SKELTON: It’s for a good cause, I swear.

A bit of back-and-forth, but VivaBot relented in the private channel.

VIVA_BOT014: Then I’ll open a new discussion tab. Highlighted!

A new thread was created.

The topic: “Large-Scale Offensives.”

With survival-critical prizes sponsored by the collapsing Melon Mask company via drones.

VIVA_BOT014: Melon still thanks you, Skelton!

When rewards are involved, posts flood in.

As always, 70% trash, 29% bluff, and maybe 1% worth reading.

That 1% is where the gold is.

I found a few interesting users and started reading.

Danpool833: That’s how Kansas fell. Experts predicted large-scale offensives, but they never came. Just small groups invading periodically—too tough for light arms. The National Guard repelled them.

Danpool833: We held for three years. Then riots broke out. Starvation. Exposure. Corruption. It all unraveled.

Danpool833: Protesters attacked soldiers. Soldiers fired back. The city burned. Looting and rape everywhere. In the end, a gray swarm passed over the abandoned defenses without resistance.

Danpool833: That’s how my hometown ended.

yari-magic: Large-scale offensives are a myth.

yari-magic: They say it happened in China, but knowing them, probably lies.

yari-magic: Never heard of one in India.

yari-magic: The world was already at its limit before monsters showed up. They just lit the fuse.

yari-magic: The age-old cycle—war, depopulation, recovery—collapsed. Medicine let people live too long.

yari-magic: Lifespans extended, but it was like feeding cancer cells.

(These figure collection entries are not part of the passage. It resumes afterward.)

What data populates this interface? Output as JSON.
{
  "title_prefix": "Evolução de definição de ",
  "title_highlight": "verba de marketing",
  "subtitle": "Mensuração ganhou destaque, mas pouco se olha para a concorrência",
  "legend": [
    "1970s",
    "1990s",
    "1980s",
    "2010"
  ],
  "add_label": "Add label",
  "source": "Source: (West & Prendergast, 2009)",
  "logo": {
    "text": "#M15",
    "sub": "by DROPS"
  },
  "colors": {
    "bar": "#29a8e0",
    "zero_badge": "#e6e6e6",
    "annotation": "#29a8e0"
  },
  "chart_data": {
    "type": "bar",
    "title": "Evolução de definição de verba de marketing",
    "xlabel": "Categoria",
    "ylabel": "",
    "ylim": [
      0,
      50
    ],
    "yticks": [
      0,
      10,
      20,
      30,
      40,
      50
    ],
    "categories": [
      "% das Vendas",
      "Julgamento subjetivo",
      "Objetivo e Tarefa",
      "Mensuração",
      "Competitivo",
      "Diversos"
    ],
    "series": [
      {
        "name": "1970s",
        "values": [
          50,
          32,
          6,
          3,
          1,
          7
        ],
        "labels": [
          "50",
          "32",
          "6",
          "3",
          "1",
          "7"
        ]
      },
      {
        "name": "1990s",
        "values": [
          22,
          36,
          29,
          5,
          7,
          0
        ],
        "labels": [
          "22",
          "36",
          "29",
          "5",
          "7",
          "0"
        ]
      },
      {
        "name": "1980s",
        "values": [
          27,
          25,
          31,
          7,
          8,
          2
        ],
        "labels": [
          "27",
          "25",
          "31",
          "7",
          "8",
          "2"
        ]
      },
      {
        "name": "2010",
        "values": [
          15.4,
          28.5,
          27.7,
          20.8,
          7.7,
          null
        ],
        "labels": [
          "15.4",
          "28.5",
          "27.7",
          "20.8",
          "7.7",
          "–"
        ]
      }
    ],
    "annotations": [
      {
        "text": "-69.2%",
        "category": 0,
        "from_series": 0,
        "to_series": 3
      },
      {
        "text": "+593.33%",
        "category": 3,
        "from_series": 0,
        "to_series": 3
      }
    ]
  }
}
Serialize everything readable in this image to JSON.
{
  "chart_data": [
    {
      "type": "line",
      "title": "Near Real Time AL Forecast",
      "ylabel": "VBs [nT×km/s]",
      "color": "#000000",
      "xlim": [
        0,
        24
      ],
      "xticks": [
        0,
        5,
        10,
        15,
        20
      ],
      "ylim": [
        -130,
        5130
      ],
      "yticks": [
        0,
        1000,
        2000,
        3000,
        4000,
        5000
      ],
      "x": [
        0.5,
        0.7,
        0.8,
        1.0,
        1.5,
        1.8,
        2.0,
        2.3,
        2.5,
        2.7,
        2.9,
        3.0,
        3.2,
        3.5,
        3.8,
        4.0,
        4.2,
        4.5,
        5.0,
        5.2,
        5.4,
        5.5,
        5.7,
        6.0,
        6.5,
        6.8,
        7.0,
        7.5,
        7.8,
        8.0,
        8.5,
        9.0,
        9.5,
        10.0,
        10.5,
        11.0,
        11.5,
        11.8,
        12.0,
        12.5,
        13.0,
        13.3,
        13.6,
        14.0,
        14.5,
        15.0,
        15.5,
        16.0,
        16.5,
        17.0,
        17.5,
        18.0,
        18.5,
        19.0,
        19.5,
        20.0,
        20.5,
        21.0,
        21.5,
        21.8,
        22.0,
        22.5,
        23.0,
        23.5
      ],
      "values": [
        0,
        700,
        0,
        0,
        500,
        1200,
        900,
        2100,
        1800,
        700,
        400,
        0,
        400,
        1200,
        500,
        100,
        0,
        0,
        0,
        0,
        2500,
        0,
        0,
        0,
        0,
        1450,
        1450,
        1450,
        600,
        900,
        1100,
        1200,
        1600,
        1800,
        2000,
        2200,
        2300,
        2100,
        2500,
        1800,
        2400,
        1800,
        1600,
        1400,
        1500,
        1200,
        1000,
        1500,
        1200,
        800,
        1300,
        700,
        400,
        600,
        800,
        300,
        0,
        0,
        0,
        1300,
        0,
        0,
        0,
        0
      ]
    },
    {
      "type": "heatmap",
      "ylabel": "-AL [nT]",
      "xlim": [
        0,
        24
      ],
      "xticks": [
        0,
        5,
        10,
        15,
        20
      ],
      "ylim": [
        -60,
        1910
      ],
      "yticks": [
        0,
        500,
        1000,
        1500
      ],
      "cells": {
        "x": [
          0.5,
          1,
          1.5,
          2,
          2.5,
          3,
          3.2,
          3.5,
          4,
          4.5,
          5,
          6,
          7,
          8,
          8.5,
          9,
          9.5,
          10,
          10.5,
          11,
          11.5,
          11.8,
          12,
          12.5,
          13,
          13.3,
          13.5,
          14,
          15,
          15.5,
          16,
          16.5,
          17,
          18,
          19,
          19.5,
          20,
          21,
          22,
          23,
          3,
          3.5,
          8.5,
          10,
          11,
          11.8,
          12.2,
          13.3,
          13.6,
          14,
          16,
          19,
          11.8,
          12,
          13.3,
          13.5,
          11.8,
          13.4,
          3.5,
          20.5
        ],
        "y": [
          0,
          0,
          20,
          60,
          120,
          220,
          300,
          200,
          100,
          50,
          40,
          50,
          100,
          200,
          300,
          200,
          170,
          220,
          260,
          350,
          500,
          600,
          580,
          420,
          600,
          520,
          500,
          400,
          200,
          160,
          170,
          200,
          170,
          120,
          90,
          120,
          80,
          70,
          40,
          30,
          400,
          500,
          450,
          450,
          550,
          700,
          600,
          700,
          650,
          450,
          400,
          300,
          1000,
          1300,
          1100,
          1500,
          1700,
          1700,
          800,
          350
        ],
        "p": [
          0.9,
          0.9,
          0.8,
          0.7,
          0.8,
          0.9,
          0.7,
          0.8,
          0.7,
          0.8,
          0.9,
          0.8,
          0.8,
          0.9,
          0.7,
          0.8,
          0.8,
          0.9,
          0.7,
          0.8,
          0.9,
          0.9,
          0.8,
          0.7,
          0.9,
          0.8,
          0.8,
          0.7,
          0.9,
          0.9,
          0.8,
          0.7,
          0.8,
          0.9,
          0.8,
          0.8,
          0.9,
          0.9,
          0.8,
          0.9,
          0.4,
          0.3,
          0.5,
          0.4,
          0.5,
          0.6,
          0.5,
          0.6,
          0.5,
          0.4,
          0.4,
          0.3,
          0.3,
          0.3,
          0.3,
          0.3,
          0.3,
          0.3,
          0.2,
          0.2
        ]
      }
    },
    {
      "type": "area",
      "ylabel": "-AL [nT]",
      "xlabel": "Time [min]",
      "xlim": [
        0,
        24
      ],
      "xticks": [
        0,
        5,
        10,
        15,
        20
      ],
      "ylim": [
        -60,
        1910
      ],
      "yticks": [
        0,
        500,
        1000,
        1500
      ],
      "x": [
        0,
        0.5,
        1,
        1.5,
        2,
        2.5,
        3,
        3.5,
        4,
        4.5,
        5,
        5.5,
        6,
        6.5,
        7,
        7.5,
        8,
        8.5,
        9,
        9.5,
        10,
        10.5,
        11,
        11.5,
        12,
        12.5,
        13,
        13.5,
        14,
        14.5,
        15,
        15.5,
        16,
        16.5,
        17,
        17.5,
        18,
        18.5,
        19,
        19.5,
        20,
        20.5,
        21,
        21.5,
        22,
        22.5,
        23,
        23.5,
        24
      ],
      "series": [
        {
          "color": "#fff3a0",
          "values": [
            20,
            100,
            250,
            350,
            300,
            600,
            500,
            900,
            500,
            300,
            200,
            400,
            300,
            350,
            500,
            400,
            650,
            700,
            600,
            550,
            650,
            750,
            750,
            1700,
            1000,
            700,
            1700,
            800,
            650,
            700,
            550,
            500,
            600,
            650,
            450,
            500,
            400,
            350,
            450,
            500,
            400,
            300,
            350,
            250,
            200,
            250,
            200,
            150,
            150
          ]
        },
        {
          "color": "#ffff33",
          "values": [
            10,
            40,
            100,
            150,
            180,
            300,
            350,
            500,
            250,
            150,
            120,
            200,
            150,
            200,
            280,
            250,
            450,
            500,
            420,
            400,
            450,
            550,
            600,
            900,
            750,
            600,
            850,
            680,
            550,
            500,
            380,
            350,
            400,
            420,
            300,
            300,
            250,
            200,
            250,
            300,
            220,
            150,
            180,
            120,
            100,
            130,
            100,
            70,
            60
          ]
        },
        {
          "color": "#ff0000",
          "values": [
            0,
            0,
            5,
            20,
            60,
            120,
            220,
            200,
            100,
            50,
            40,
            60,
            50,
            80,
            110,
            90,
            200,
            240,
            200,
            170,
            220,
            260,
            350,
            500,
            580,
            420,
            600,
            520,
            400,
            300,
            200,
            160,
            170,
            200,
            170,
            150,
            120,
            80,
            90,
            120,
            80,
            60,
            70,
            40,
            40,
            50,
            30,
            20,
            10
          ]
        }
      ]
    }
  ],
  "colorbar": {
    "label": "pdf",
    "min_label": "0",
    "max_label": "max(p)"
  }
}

yari-magic: Monsters didn’t destroy us. We destroyed ourselves.

A bit too ideological.

Started strong, then veered off.

A European voice chimed in:

L-V-R-M: Large-scale offensives did happen in China. Documented—undeniable.

L-V-R-M: In the beginning, yes.

L-V-R-M: But lately? Nothing. No recent big events.

L-V-R-M: If one had, it’d be on Live! Apocalypse! in seconds. Like Twelve Square—just filming it guarantees views.

L-V-R-M: Yet cities keep falling.

Seems like everyone’s thinking the same thing.

Plenty of people share my view.

But agreement alone doesn’t solve the problem.

But who can provide one?

Even I, who’ve spent half a life fighting monsters, can’t find a clue.

My suggestion: kill the General-type.

But how do we find it?

The world’s mostly wrecked. Drones crash constantly. Satellite photos are useless with the fog from the erosion zones.

Can we really send someone?

I was about to head back to the Korean board, carrying my unresolved frustration, when one comment caught my eye like a spell.

Zebusika: If there’s some boss-type monster that thinks, shouldn’t we just piss it off?

A throwaway comment from a third party in a thread debating why no large-scale assaults have happened.

No one paid attention to it.

And yet it caught me.

Maybe because of what Woo Min-hee told me.

That the General-type fears me.

Fear alone doesn’t imply other emotions, but fear is something only a being with a sense of self can feel.

Emotions are the offspring of the ego.

Not such a foolish thought after all.

As I stared at the drifting keyboard war in a daze, my phone buzzed.

“Boss. We found something weird near Seoul Station.”

A blurry, hard-to-identify photo arrived.

A monster. A large-class one.

Unlike anything I’d seen.

It looked like the queen of termites—ashen gray, grotesque—sitting atop the rails of old Seoul Station like a throne.

I couldn’t be sure, but—

“Wait. Get me Woo Min-hee. Tell her it’s urgent.”

This one... could it be a Screamer-type?